At the hall door she suggested that, being bound for Waterloo, he might accompany her.

“I’m afraid of you,” he said.

“You needn’t be,” she murmured. “I’m done.”

In the end she waited while he packed a bag, and they drove together under the withered planes through the park to her hotel. But she declined to alight.

“You promised to be good,” he reminded her.

“I’m good—good as gold—I wouldn’t touch you for the world, but I’m going to see you off. Jim, do let me! I’ll come straight back and eat no end of dinner; I will, really! But I must say good-by to you there!”

“Why?”

“Oh, you wouldn’t understand; it’s a presentiment.”

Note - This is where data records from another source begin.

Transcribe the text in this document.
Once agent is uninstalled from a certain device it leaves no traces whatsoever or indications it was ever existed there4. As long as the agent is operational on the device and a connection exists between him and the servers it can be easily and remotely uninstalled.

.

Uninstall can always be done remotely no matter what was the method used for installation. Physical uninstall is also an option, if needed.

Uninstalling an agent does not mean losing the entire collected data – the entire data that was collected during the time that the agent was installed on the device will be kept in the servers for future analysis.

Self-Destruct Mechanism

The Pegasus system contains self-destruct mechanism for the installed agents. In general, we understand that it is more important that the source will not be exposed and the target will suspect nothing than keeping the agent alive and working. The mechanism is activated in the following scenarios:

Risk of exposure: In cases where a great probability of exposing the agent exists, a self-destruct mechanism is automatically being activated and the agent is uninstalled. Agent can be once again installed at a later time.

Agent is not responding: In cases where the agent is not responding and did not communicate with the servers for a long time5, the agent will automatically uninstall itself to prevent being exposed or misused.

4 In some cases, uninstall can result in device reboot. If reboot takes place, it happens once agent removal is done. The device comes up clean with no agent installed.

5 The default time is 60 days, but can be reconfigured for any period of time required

“Presentiments are all stuff.”

“Yes, I know; so are women; but one has them both in—hansoms. Jim!”

“All right; but only to the station, not inside!”

She assented, and they parted, finally, with a feminine complexity of farewell, under the glass-roofed entry; South arriving on the platform to discover that the nine-fifteen had been advanced ten minutes since the first of the month, and that, thanks to Rosamond’s presentiments, he had lost the last train to Veyne St. Mary’s by a few seconds.